Buffy Sainte-Marie hat sich ihre indigene Herkunft ausgedacht

KommentareDrucken

Buffy Sainte-Marie bei einer Gala in Toronto, 2022.
Buffy Sainte-Marie bei einer Gala in Toronto, 2022. © Getty Images via AFP

Buffy Sainte-Marie, eine Ikone der kanadischen Musik, hat sich ihre indigene Herkunft anscheinend ausgedacht. Eine TV-Dokumentation präsentiert Beweise. Ein spektakulärer Fall, aber nicht der einzige seiner Art.

Der Ruhm der frühen Jahre verlief über einfache Botschaften. „Stell dir vor, es ist Krieg – und keiner geht hin.“ In Liedform ging der demonstrativ-naiven Antikriegsformel die Anklage des willfährigen Soldaten voraus, der sich für Ideologien und Religionen in den Krieg schicken lässt. Die Befehle kommen von hier und dort, von dir und von mir.

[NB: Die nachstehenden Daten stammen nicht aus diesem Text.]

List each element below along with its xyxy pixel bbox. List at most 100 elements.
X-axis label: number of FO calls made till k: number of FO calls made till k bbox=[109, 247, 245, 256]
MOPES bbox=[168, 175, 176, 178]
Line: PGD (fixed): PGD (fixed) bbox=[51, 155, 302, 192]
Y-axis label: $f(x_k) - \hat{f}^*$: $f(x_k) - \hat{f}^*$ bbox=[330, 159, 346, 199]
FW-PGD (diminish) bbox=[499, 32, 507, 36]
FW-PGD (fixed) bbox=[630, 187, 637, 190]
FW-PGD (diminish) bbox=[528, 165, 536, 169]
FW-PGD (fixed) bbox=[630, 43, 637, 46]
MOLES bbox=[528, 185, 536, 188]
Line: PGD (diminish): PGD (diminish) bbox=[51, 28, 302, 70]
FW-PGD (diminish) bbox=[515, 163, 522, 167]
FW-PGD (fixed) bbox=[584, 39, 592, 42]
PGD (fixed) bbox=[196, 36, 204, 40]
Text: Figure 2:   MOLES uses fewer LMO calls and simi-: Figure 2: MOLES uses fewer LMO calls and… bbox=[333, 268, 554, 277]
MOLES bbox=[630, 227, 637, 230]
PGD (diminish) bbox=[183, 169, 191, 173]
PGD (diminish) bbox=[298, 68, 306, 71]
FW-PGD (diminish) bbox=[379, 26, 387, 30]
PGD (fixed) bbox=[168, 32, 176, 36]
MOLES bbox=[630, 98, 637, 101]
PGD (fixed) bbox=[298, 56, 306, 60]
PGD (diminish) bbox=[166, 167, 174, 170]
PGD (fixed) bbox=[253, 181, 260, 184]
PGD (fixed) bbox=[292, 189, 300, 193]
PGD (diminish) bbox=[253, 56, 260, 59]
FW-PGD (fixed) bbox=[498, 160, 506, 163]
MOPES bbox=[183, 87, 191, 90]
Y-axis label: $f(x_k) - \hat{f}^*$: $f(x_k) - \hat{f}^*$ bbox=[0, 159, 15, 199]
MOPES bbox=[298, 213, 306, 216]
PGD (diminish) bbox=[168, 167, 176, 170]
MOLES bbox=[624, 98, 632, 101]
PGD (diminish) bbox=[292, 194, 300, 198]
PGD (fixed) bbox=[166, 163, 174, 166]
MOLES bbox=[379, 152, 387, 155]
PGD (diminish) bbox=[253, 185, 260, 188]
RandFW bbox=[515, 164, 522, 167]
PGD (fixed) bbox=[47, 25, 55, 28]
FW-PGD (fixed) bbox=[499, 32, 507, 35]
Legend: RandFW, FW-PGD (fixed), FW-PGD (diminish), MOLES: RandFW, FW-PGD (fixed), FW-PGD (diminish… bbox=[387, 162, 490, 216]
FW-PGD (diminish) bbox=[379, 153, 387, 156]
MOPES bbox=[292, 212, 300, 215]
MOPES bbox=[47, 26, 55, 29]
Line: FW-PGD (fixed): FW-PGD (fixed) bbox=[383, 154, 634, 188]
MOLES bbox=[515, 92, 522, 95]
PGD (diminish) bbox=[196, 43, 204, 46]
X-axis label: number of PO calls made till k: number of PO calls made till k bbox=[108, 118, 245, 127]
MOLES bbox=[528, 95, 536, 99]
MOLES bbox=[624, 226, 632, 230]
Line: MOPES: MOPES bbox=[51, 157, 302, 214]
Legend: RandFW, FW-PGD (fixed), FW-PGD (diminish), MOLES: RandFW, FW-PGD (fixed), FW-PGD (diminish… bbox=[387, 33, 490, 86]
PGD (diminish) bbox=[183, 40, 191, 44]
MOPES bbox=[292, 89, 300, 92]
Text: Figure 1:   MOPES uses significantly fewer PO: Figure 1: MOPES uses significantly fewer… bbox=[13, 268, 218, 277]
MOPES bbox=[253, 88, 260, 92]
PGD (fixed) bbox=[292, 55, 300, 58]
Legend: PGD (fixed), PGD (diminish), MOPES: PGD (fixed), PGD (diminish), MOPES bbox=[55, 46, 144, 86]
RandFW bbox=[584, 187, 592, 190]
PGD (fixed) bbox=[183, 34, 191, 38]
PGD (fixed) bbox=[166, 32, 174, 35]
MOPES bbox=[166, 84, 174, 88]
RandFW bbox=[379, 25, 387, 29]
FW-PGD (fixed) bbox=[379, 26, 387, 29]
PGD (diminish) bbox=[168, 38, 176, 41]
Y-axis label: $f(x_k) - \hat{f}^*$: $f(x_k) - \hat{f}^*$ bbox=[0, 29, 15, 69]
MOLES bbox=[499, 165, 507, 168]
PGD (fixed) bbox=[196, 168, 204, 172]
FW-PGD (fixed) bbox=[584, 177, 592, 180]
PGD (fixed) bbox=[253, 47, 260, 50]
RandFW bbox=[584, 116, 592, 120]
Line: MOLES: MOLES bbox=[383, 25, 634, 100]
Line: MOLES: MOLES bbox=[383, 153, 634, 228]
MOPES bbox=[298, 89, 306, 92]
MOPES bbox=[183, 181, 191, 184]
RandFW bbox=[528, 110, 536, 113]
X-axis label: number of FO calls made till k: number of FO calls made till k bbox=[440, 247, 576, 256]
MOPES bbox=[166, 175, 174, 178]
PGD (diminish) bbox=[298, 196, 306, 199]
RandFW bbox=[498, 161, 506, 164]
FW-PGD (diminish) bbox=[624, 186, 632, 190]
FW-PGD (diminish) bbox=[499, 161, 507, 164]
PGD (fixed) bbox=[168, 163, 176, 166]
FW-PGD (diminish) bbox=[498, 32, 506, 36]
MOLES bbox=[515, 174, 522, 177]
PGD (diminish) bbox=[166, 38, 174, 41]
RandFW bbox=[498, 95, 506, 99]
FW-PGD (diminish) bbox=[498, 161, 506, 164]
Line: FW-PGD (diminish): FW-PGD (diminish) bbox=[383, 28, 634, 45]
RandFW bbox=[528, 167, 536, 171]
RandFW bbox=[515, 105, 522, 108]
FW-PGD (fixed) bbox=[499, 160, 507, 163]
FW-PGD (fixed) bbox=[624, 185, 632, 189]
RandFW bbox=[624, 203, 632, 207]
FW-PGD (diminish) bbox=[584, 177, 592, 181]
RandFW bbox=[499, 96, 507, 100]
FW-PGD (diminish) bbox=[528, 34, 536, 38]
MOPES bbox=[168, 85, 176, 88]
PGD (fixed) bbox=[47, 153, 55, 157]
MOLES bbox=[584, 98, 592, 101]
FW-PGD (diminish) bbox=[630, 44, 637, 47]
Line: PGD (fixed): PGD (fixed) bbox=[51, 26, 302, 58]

Der britische Folksänger Donovan wurde 1965 mit dem Song „Universal Soldier“ auf einen Schlag berühmt und trug zugleich zum Durchbruch der kanadischen Sängerin Buffy Sainte-Marie bei, die das Lied ein Jahr zuvor geschrieben und auf ihrem Debütalbum „It’s My Way“ veröffentlicht hatte. Bis in die Mitte der 70er Jahre hinein spielte sie im Jahresrhythmus Alben ein, die stets auch einige Songs enthielten, die von anderen Stars der Zeit gecovert wurden.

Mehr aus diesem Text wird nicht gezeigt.